Gigabyte Radeon HD 2600 XT (GV-RX26T256H)
- Silent, stable with only a passive cooler
- Performance; not for enthusiasts
Gigabyte has done a great job of making this card run silent. It's not a high-end gaming card, but it will suit those who wish to build a media centre and still hope to play some games.
Price$ 209.00 (AUD)
Buy now (Selling at 2 stores)
Gigabyte is infamous for adding a few of its own touches before releasing a product, and the Gigabyte Radeon HD2600 XT is no exception. As with many of Gigabyte's low-mid range cards, a silent, passive cooler has been installed, keeping the system quiet, while still maintaining a good thermal balance for stable operation.
The Radeon HD2600 XT is second only to the Radeon HD2900 XT, at least within ATI's own range, and isn't a high-end gaming card by any means. Certainly it can hold its own, especially in titles released last year and earlier, but don't expect to get playable frame rates in the latest gaming titles with the best quality settings. What the HD2600 XT does offer is a good mid-range experience with benefits for HD video decoding and HD (HDCP) video output via HDMI (an optional adapter is required).
Built onto the board is a dedicated chip called the universal video decoder (UVD), which is designed to handle the decoding of movies, especially high-definition movies such as Blu-ray or HD-DVD, rather than offload that task to the CPU. This is especially handy for low-end computers, which need to reserve the CPU for other tasks.
As is mentioned above, the Gigabyte HD2600 XT is made specifically to output via HDMI. Included in the sales package is a DVI to HDMI adapter. Radeon cards from the HD2000 series also support audio throughput via the DVI/HDMI output, so it's possible to connect your PC or media centre using this card to any standard HDMI capable TV or home theatre and get digital video and audio throughput.
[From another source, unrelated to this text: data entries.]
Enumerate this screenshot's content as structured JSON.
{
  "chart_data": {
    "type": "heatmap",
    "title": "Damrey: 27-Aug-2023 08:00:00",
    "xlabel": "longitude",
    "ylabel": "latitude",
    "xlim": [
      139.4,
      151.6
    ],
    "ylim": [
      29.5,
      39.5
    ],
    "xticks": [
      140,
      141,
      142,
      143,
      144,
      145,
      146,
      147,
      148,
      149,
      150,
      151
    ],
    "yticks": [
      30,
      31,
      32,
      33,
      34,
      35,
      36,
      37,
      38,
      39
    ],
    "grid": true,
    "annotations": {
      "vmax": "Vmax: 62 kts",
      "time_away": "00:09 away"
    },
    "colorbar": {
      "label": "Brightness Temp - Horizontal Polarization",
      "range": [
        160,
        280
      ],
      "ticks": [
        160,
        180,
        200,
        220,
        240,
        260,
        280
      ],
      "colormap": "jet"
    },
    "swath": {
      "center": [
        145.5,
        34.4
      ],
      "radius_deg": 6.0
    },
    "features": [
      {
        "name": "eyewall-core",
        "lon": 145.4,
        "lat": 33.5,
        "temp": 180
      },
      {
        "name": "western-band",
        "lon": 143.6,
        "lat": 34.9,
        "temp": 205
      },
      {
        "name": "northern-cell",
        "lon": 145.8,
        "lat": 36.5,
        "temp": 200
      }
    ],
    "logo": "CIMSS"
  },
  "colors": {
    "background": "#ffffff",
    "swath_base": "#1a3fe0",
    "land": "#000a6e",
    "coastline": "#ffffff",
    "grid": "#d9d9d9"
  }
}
In our benchmarks we saw expectedly average results across the DirectX 10 games and playable, but still not excellent, results from the DirectX 9-based games. In 3DMark 2006 at the default settings it scored 4879, while at 1920x1200 using 8x antialiasing (AA) and 16x anisotropic filtering (AF) it only scored 929. In FEAR it averaged only 18fps (frames per second) using the maximum quality settings at a resolution of 1600x1200 and in Half-Life 2 using the maximum quality settings at 1920x1200 it averaged 70fps.
In the Call of Juarez DirectX 10 demo it averaged just 8.9fps and in Lost Planet: Extreme Condition DirectX 10 version, with all DirectX 10 features turned on at a resolution of 1920x1200 it averaged just 5.7fps.
It's not surprising that the results aren't very high. This card only offers 256MB of GDDR3 memory with a 128-bit memory bus. It has a 120 stream processors as opposed to the 320 on the Radeon HD2900 XT, the core clock runs at 800MHz while its RAM runs at 1400MHz.
During the tests we checked the temperature of the large black heat sink that Gigabyte has placed on the card and it maxed out at around 47 degrees. At no point did the card falter due to heat and it remained blissfully quiet the whole time.